Reacting to the latest sanctions imposed on North Korea, a Pyongyang state agency has threatened to use nuclear weapons to "sink" Japan and reduce the United States to "ashes and darkness" for backing the United Nations action.
The United Nations Security Council (UNSC) on Monday unanimously passed new sanctions against North Korea, banning textile exports and restricting shipments of oil products to Pyongyang in an effort to cripple the nation's economy, thereby pressuring it to cease its nuclear efforts.
The Korea Asia-Pacific Peace Committee, which handles the North's external ties and propaganda, said the UNSC should be disintegrated and termed it as "a tool of evil" made up of "money-bribed" countries that move at the order of the US.
"The four islands of the archipelago should be sunken into the sea by the nuclear bomb of Juche. Japan is no longer needed to exist near us," the committee said in a statement carried by the North's official KCNA news agency, according to Reuters reports.
The fresh sanctions were imposed against the Korean nation as it claimed to have successfully tested a hydrogen bomb — the sixth nuclear test carried out by the nation and its largest — which possibly triggered a 6.3-magnitude artificial earthquake on September 3.
The hydrogen bomb test reportedly produced an explosion nearly 10 times larger than the blast from the Hiroshima bomb in 1945. The test spurred global concern that Pyongyang may be planning more such tests.

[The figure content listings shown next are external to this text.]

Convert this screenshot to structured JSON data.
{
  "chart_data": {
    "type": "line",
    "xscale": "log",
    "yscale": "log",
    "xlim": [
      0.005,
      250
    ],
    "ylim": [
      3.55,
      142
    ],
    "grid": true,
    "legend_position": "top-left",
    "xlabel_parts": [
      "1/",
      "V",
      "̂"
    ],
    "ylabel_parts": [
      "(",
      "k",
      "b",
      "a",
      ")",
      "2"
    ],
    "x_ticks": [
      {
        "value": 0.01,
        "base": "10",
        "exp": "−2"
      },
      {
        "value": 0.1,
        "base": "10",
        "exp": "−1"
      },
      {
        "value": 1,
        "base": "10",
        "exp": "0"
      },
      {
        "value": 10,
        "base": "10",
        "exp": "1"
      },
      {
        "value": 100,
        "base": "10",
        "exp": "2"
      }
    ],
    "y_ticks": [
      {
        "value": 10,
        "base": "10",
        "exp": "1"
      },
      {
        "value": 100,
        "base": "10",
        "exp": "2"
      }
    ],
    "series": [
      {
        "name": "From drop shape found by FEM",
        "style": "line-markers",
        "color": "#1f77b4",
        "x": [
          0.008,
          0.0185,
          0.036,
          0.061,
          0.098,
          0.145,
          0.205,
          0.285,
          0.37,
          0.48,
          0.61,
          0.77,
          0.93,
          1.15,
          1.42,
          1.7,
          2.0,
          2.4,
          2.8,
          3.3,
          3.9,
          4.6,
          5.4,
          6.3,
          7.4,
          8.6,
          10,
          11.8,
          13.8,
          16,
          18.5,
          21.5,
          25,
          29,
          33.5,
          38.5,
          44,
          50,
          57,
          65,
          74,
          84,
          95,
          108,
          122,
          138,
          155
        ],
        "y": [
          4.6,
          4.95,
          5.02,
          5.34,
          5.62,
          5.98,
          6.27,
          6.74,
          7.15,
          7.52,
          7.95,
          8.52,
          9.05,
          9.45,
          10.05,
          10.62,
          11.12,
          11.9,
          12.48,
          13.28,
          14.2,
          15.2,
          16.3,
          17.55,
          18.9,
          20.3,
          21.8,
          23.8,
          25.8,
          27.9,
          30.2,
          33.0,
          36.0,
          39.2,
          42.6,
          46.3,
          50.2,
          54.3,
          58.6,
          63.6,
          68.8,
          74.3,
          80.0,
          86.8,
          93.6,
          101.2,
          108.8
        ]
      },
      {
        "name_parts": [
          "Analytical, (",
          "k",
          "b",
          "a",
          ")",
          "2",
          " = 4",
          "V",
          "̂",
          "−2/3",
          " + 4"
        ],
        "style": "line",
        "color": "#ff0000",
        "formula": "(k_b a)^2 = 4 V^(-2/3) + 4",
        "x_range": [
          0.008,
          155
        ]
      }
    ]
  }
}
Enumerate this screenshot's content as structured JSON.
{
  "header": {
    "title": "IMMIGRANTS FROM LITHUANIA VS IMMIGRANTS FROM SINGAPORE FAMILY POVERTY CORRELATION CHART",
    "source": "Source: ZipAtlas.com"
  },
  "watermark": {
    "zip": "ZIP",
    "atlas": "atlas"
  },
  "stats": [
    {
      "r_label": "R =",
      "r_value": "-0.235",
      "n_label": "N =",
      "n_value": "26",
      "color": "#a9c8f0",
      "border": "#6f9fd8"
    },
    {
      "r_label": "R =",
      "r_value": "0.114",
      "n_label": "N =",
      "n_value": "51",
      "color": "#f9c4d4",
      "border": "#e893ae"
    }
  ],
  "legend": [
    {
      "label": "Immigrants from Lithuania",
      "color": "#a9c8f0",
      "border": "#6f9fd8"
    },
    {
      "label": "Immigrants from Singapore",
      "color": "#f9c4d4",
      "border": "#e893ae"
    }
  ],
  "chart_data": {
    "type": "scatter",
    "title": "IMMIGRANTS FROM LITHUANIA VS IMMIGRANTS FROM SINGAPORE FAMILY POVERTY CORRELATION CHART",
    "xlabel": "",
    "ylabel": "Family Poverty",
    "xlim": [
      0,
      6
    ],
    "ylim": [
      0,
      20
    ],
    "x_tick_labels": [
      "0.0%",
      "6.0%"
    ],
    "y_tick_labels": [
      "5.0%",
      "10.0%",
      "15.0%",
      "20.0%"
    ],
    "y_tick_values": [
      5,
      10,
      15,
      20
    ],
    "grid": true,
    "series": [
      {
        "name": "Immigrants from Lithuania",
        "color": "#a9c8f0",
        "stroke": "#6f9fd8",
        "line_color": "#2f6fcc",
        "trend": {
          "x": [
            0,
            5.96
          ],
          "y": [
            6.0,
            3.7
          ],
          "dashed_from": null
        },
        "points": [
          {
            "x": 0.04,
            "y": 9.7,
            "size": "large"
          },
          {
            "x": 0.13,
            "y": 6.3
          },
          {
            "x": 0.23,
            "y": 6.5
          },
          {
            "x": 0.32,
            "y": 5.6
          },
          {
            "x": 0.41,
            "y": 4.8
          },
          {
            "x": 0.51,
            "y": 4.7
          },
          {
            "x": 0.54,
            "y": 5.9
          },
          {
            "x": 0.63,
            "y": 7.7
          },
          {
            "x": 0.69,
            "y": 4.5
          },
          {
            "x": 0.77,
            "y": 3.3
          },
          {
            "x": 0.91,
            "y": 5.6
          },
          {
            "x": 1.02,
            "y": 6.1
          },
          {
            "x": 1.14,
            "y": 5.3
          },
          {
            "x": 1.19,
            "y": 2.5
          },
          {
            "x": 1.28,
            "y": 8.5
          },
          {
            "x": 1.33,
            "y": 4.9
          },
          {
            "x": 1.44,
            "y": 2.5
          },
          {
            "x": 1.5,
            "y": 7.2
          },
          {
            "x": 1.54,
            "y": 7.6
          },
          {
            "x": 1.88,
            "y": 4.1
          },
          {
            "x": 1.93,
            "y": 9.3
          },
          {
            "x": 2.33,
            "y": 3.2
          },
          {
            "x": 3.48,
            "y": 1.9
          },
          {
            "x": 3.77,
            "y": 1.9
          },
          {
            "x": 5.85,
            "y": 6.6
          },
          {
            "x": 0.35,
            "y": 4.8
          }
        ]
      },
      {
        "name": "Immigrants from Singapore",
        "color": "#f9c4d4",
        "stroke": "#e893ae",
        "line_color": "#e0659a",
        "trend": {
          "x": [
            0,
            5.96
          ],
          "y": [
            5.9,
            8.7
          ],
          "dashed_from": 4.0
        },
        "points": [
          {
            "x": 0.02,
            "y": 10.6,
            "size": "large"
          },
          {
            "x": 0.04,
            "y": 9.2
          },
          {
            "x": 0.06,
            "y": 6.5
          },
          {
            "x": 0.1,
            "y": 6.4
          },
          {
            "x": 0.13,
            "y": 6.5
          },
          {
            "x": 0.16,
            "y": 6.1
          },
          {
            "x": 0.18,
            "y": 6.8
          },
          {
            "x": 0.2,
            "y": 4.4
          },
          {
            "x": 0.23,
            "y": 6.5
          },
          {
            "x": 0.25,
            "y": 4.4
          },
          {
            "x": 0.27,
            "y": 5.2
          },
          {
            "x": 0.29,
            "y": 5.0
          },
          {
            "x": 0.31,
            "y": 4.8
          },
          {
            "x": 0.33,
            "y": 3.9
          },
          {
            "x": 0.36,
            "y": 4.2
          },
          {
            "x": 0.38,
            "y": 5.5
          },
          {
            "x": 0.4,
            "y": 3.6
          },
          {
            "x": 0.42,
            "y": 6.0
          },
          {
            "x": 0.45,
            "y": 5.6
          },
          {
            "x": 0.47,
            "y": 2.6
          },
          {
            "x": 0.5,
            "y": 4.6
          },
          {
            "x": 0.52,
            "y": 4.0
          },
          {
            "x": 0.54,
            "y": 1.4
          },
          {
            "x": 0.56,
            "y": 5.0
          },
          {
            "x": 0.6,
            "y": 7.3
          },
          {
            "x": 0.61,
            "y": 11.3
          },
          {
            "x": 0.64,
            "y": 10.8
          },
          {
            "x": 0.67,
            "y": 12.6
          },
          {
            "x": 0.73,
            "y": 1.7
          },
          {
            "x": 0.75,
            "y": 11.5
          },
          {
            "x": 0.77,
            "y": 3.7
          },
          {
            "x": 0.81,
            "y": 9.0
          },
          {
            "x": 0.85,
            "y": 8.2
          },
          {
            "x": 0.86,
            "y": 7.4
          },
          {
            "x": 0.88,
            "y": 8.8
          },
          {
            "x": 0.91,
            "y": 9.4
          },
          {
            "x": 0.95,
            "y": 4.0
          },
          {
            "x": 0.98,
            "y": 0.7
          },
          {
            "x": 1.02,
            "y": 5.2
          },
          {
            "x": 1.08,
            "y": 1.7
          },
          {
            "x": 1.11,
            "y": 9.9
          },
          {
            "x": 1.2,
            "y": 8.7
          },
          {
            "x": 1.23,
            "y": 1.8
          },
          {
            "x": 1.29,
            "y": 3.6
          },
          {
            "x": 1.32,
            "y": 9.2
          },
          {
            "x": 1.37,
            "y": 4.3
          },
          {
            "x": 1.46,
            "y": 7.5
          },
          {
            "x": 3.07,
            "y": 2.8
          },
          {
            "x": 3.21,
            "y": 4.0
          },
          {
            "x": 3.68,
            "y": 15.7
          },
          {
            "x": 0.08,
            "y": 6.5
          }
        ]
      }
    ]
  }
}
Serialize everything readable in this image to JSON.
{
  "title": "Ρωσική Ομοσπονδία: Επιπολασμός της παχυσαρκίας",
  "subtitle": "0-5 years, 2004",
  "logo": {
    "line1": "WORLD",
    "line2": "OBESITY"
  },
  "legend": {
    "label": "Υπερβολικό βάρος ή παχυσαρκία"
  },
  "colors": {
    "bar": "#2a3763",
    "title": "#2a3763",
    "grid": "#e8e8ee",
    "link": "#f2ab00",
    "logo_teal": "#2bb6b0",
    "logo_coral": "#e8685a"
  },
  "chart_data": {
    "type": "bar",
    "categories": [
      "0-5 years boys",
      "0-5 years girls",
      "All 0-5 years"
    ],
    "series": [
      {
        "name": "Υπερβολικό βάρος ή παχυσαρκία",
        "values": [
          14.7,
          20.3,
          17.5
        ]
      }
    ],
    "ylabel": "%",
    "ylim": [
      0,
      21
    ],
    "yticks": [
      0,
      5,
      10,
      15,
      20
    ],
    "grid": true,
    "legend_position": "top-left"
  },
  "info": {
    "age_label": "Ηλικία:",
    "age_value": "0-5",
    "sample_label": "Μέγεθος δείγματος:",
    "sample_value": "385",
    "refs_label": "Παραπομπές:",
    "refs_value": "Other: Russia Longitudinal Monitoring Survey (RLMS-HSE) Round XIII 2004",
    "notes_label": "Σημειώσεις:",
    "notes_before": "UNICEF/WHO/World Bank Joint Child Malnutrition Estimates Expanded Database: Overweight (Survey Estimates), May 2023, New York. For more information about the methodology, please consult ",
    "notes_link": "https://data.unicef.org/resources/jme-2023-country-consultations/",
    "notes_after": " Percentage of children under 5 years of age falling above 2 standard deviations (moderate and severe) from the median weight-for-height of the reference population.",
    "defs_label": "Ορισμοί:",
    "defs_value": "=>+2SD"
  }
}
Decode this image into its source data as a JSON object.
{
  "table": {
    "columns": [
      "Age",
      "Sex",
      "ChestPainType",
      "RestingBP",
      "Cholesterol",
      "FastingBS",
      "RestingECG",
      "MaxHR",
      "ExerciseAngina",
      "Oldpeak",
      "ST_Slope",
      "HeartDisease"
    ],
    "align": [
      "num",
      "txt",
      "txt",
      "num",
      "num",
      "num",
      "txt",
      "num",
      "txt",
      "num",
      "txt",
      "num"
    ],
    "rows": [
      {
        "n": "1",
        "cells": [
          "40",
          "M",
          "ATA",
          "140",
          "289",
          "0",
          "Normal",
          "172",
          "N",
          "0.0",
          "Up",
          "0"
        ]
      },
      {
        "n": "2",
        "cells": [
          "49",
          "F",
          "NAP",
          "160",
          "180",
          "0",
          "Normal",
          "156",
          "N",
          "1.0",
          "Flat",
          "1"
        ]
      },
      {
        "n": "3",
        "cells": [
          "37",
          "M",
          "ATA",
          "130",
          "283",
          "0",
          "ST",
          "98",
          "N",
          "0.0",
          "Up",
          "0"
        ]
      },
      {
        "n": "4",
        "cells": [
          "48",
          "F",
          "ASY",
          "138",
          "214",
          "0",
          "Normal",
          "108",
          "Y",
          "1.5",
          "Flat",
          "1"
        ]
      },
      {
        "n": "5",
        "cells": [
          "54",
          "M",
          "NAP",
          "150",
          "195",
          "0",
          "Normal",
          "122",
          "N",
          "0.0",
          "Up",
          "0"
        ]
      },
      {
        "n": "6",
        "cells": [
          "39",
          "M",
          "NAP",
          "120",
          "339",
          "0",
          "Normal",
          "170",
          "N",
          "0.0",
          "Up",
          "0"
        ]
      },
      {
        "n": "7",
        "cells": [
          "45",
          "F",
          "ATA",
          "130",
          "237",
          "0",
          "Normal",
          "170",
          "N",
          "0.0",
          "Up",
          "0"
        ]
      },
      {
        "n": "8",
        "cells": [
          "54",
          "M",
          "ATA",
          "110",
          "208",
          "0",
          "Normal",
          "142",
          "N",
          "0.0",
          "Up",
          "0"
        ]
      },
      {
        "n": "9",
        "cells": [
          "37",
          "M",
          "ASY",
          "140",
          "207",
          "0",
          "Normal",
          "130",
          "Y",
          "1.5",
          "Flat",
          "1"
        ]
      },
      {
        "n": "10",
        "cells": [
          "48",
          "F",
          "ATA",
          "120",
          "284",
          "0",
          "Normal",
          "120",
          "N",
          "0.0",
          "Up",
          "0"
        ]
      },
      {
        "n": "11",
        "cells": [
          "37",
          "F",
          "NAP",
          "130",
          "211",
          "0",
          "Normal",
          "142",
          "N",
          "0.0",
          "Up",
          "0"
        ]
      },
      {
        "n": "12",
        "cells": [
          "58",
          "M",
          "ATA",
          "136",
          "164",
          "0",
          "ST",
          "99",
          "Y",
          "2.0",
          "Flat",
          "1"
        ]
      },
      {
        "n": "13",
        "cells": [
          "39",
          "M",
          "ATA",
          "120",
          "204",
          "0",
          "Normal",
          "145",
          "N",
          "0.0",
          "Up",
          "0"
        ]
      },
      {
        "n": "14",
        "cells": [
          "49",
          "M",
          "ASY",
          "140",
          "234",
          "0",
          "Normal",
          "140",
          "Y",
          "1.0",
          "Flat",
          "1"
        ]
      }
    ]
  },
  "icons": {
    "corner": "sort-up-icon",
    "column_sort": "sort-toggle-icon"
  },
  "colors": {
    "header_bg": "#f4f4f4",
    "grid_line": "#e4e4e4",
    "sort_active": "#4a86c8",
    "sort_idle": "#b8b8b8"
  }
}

North Korea also issued statements agains the US, calling for the nation to be plunged into "darkness."
"Let's reduce the US mainland into ashes and darkness. Let's vent our spite with mobilisation of all retaliation means which have been prepared till now," the statement said.
In the latest threat from the North, the Kim Jong-Un run regime also accused Japan of "dancing to the tune" of the United States, and called South Korea "traitors and dogs" of the US.
Japan criticised North Korea's threats stating that this will just increase regional tension.
"This announcement is extremely provocative and egregious. It is something that markedly heightens regional tension and is absolutely unacceptable," Japanese Chief Cabinet Secretary Yoshihide Suga told a regular news conference on Thursday.